O dicionário aurélio da língua portuguesa define clichê como “Lugar-comum, chavão, banalidade repetida com freqüência”. Pelo bem ou pelo mal, vivemos em um mundo repleto de clichês. Alguns desses são extremamente grosseiros e, como coisa banal, rapidamente esquecidos. Porém, de alguns deles nós gostamos, na medida em que beiram a cafonice mas miram alto na atemporalidade.
O norueguês Hans-Peter Lindstrøm construi sua carreira explorando determinados clichês sonoros, mais especificamente o clichê da disco music exótica feita por bigodudos italianos e máquinas analógicas fantásticas. Lindstrøm conseguiu ao longo de 7 anos de releases constantes se tornar o porta-voz do revival disco dos anos 2000. E talvez este não seja um posto em que se sinta completamente confortável. Talvez por ter se tornado um pouco limitador. Depois da epopéia cosmic disco de
II, álbum composto com o parceiro de longa data
Prins Thomas, talvez Lindstrøm sentisse a necessidade de botar o pé no chão e fazer um disco calcado em estruturas mais reconhecíveis. Outros clichês mais populares. É aí que entra Christabelle. Já tendo colaborado previamente, a dupla é mais um daqueles casos de “superprodutor encontra musa inspiradora”, e a tônica do disco poderia ser resumida como um duelo constante entre a proeza manipulatória de sons de Lindstrøm e o talento vocal de Christabelle. E essa dinâmica se condensa em faixas muito mais pop do que podemos esperar do norueguês.
Looking for What, a faixa de abertura do disco, começa com o voz de Christabelle tocada ao contrário, uma das pirações de Lindstrøm recorrentes no disco, e logo se desenvolve em um funk borbulhante que evoca tanto Parliament quanto Earth, Wind & Fire. Bem diferente da faixa épica
Where You Go I Go Too lançada na metade do ano passado, com seus 28 minutos de viagem linear e ascendente.

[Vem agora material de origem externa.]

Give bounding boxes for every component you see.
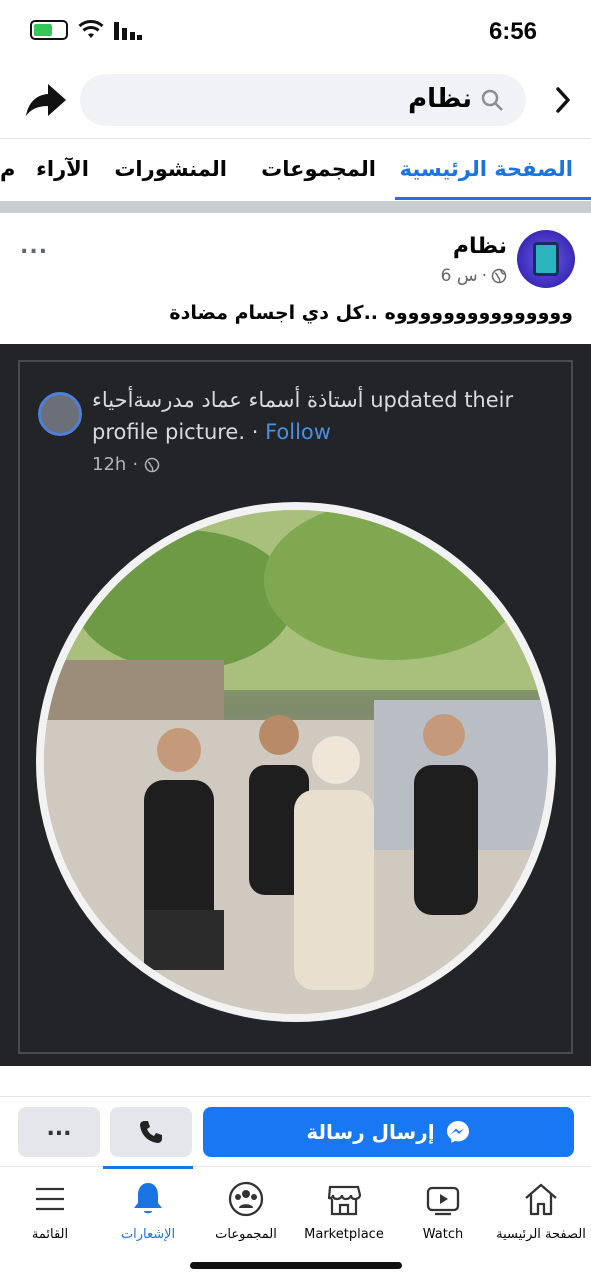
clock: 6:56 [488, 18, 537, 45]
signal-icon [114, 22, 142, 40]
post-meta: 6 س · [441, 266, 507, 286]
nav-watch[interactable]: Watch [393, 1179, 493, 1242]
marketplace-icon [327, 1185, 362, 1216]
phone-icon [140, 1121, 162, 1143]
profile-action-bar: ... إرسال رسالة [0, 1096, 591, 1166]
call-button[interactable] [110, 1107, 192, 1157]
section-divider [0, 201, 591, 213]
shared-post-card[interactable]: أستاذة أسماء عماد مدرسةأحياء updated the… [0, 344, 591, 1066]
globe-icon [144, 457, 160, 472]
nav-groups-label: المجموعات [215, 1227, 277, 1242]
watch-icon [426, 1186, 460, 1216]
search-query: نظام [408, 84, 472, 114]
nav-menu-label: القائمة [31, 1227, 69, 1242]
active-tab-indicator [395, 197, 591, 200]
photo-scene [44, 510, 548, 1014]
shared-actor-name[interactable]: أستاذة أسماء عماد مدرسةأحياء [92, 388, 364, 412]
battery-icon [30, 20, 68, 40]
status-bar: 6:56 [0, 0, 591, 66]
search-icon [481, 89, 503, 111]
search-row: نظام [0, 70, 591, 134]
bell-icon [134, 1183, 162, 1214]
shared-action-2: profile picture. [92, 420, 246, 444]
shared-post-inner: أستاذة أسماء عماد مدرسةأحياء updated the… [18, 360, 573, 1054]
menu-icon [36, 1187, 64, 1211]
page-avatar[interactable] [517, 230, 575, 288]
shared-time-text: 12h [92, 454, 127, 475]
nav-marketplace[interactable]: Marketplace [294, 1179, 394, 1242]
status-icons [30, 20, 142, 40]
globe-icon [491, 268, 507, 284]
page-name[interactable]: نظام [453, 234, 507, 259]
tab-posts[interactable]: المنشورات [114, 157, 227, 181]
active-nav-indicator [103, 1166, 193, 1169]
nav-groups[interactable]: المجموعات [196, 1179, 296, 1242]
nav-marketplace-label: Marketplace [304, 1227, 384, 1242]
page-tabs: الصفحة الرئيسية المجموعات المنشورات الآر… [0, 138, 591, 200]
tab-reviews[interactable]: الآراء [36, 157, 89, 181]
post-time: 6 س [440, 266, 478, 286]
profile-photo [44, 510, 548, 1014]
search-input[interactable]: نظام [80, 74, 526, 126]
tab-groups[interactable]: المجموعات [261, 157, 376, 181]
post-text: وووووووووووووووه ..كل دي اجسام مضادة [169, 302, 573, 324]
shared-actor-line: أستاذة أسماء عماد مدرسةأحياء updated the… [92, 388, 513, 412]
more-options-button[interactable]: ... [18, 1107, 100, 1157]
tab-more[interactable]: م [0, 157, 15, 181]
nav-notifications[interactable]: الإشعارات [98, 1179, 198, 1242]
send-message-label: إرسال رسالة [306, 1120, 435, 1144]
nav-watch-label: Watch [422, 1227, 464, 1242]
nav-menu[interactable]: القائمة [0, 1179, 100, 1242]
send-message-button[interactable]: إرسال رسالة [203, 1107, 574, 1157]
nav-notifications-label: الإشعارات [120, 1227, 176, 1242]
wifi-icon [78, 20, 104, 38]
home-indicator [190, 1262, 402, 1269]
messenger-icon [446, 1121, 469, 1143]
share-icon[interactable] [24, 80, 68, 120]
groups-icon [228, 1181, 264, 1217]
follow-link[interactable]: Follow [265, 420, 331, 444]
shared-time: 12h · [92, 454, 160, 475]
post-header: نظام 6 س · ... [0, 222, 591, 302]
shared-actor-avatar [38, 392, 82, 436]
shared-action-line: profile picture. · Follow [92, 420, 331, 444]
post-options-button[interactable]: ... [20, 234, 48, 259]
shared-action: updated their [370, 388, 514, 412]
profile-photo-frame[interactable] [36, 502, 556, 1022]
nav-home[interactable]: الصفحة الرئيسية [491, 1179, 591, 1242]
nav-home-label: الصفحة الرئيسية [496, 1227, 586, 1242]
tab-home[interactable]: الصفحة الرئيسية [400, 157, 573, 181]
back-chevron-icon[interactable] [555, 86, 571, 114]
home-icon [525, 1183, 557, 1216]
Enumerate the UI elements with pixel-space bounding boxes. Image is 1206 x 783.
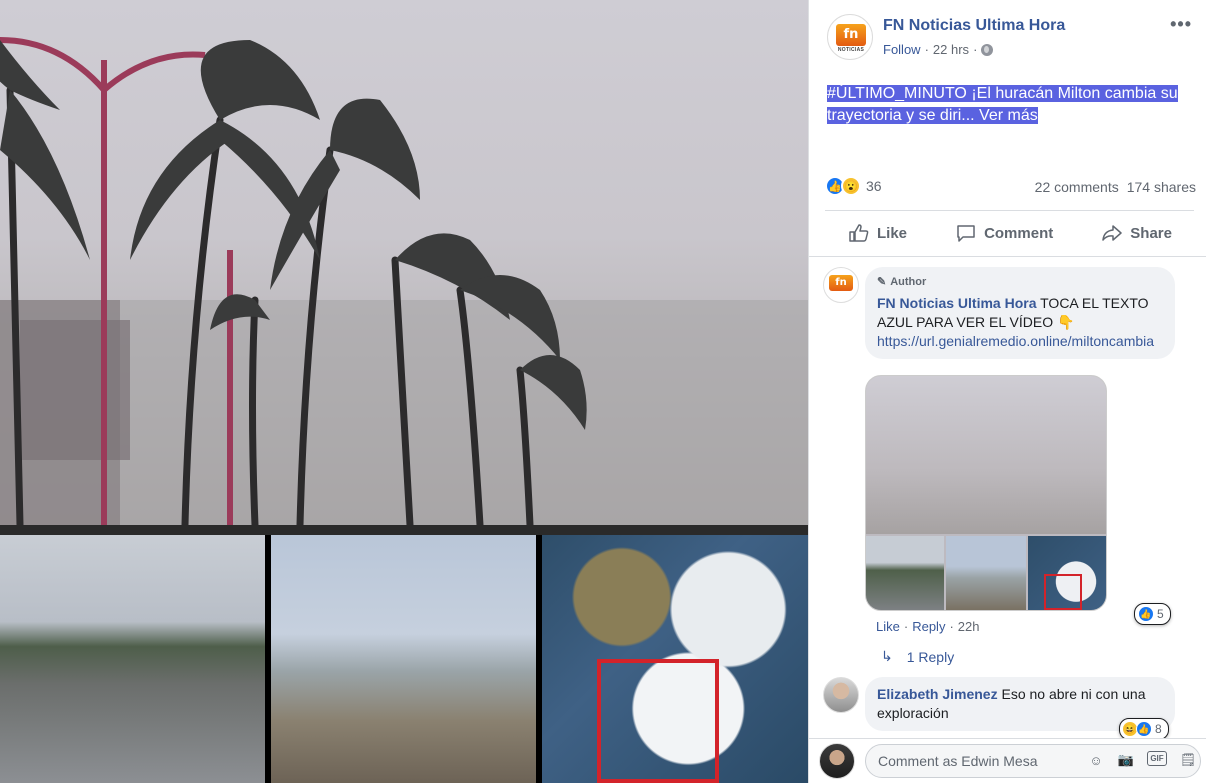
comment-bubble: ✎ Author FN Noticias Ultima Hora TOCA EL… <box>865 267 1175 359</box>
photo-divider <box>0 525 808 535</box>
sticker-icon[interactable]: 🗒 <box>1179 751 1197 769</box>
comments-count-link[interactable]: 22 comments <box>1035 179 1119 195</box>
replies-count: 1 Reply <box>906 648 955 665</box>
comment-actions-dot-2: · <box>949 619 954 634</box>
like-reaction-icon-2: 👍 <box>1136 721 1152 737</box>
storm-highlight-box <box>597 659 719 783</box>
share-label: Share <box>1130 224 1172 242</box>
commenter-avatar[interactable] <box>823 677 859 713</box>
attached-image-top <box>866 376 1106 534</box>
reaction-count: 36 <box>866 178 882 194</box>
reply-arrow-icon: ↳ <box>881 648 893 664</box>
fn-logo-icon-small: fn <box>829 275 853 291</box>
author-badge-label: Author <box>890 276 927 288</box>
attached-image-thumb-3 <box>1028 536 1106 610</box>
like-label: Like <box>877 224 908 242</box>
comment-actions: Like · Reply · 22h <box>876 619 980 634</box>
comment-label: Comment <box>984 224 1054 242</box>
post-side-panel: fn NOTICIAS FN Noticias Ultima Hora Foll… <box>808 0 1206 783</box>
post-photo[interactable] <box>0 0 808 783</box>
share-button[interactable]: Share <box>1102 224 1172 242</box>
post-text: #ÚLTIMO_MINUTO ¡El huracán Milton cambia… <box>827 83 1187 127</box>
comment-link[interactable]: https://url.genialremedio.online/miltonc… <box>877 333 1154 349</box>
comment-author-name[interactable]: FN Noticias Ultima Hora <box>877 295 1036 311</box>
composer-tools: ☺ 📷 GIF 🗒 <box>1087 751 1197 769</box>
comment-reaction-count: 5 <box>1157 607 1164 621</box>
gif-icon[interactable]: GIF <box>1147 751 1167 766</box>
current-user-avatar[interactable] <box>819 743 855 779</box>
page-avatar[interactable]: fn NOTICIAS <box>827 14 873 60</box>
like-reaction-icon-small: 👍 <box>1138 606 1154 622</box>
author-badge: ✎ Author <box>877 273 1163 292</box>
satellite-map-image <box>542 535 808 783</box>
comments-section: fn ✎ Author FN Noticias Ultima Hora TOCA… <box>809 256 1206 740</box>
attached-image-thumb-1 <box>866 536 944 610</box>
globe-icon <box>981 43 994 56</box>
comment-actions-dot: · <box>903 619 909 634</box>
comment-like-link[interactable]: Like <box>876 619 900 634</box>
view-replies-link[interactable]: ↳ 1 Reply <box>881 648 954 665</box>
share-icon <box>1102 225 1123 241</box>
emoji-icon[interactable]: ☺ <box>1087 751 1105 769</box>
divider-top <box>825 210 1194 211</box>
shares-count-link[interactable]: 174 shares <box>1127 179 1196 195</box>
post-actions: Like Comment Share <box>825 214 1194 252</box>
wow-reaction-icon: 😮 <box>841 176 861 196</box>
comment-input-placeholder: Comment as Edwin Mesa <box>878 753 1038 769</box>
comment-icon <box>957 225 975 242</box>
fn-logo-icon: fn <box>836 24 866 46</box>
like-button[interactable]: Like <box>849 224 907 242</box>
comment-reaction-count-2: 8 <box>1155 722 1162 736</box>
comment-button[interactable]: Comment <box>956 224 1053 242</box>
harbor-boats-image <box>0 535 265 783</box>
camera-icon[interactable]: 📷 <box>1117 751 1135 769</box>
fishermen-beach-image <box>271 535 536 783</box>
palm-trees-illustration <box>0 37 808 525</box>
follow-link[interactable]: Follow <box>883 42 921 57</box>
post-text-line-2[interactable]: trayectoria y se diri... Ver más <box>827 107 1038 124</box>
comment-reaction-pill[interactable]: 👍 5 <box>1134 603 1171 625</box>
pencil-icon: ✎ <box>877 276 887 288</box>
post-meta: Follow · 22 hrs · <box>883 42 994 57</box>
thumbs-up-icon <box>849 224 869 242</box>
logo-caption: NOTICIAS <box>837 47 865 53</box>
engagement-counts: 22 comments 174 shares <box>1035 179 1196 195</box>
post-text-line-1: #ÚLTIMO_MINUTO ¡El huracán Milton cambia… <box>827 85 1178 102</box>
attached-storm-box <box>1044 574 1082 610</box>
meta-separator-2: · <box>973 42 978 57</box>
comment-author-avatar[interactable]: fn <box>823 267 859 303</box>
commenter-name[interactable]: Elizabeth Jimenez <box>877 686 998 702</box>
meta-separator: · <box>924 42 929 57</box>
page-name-link[interactable]: FN Noticias Ultima Hora <box>883 17 1065 35</box>
hurricane-palm-trees-image <box>0 0 808 525</box>
comment-time[interactable]: 22h <box>958 619 980 634</box>
comment-reply-link[interactable]: Reply <box>912 619 945 634</box>
post-time[interactable]: 22 hrs <box>933 42 969 57</box>
comment-reaction-pill-2[interactable]: 😆 👍 8 <box>1119 718 1169 740</box>
comment-attached-image[interactable] <box>865 375 1107 611</box>
comment-composer: Comment as Edwin Mesa ☺ 📷 GIF 🗒 <box>809 738 1206 783</box>
more-options-icon[interactable]: ••• <box>1170 14 1192 35</box>
attached-image-thumb-2 <box>946 536 1026 610</box>
reaction-summary[interactable]: 👍 😮 36 <box>825 176 882 196</box>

Let it Happen é um dos destaques do álbum. Lindstrøm faz citação de si mesmo em um house baleárico com senso melódico apuradíssimo e alma progressiva (como a própria
Where You Go…), muito apropriado para se degustar à beira de uma piscina com uma piña colada na mão enquanto o sol se põe. A evocação de clichês sonoros contiunua firme e forte em
Baby Can’t Stop, primeiro single do disco. A faixa lembra
Dr. Beat do Miami Sound Machine, a banda que lançou a cubana Gloria Stefan para o mundo nos anos 80. Mais uma vez, Lindstrøm passa raspando no brega mas acerta no deliciosamente divertido. Deve-se notar que o lado mais viajandão do norueguês fica um pouco de lado em
Real Life is not cool, emergindo apenas em alguns momentos como nos pads ondulantes e sinuosos de
So Much Fun e no breakdown psicodélico de
Never Say Never. Mas isso não é exatamente um problema, apenas uma constatação.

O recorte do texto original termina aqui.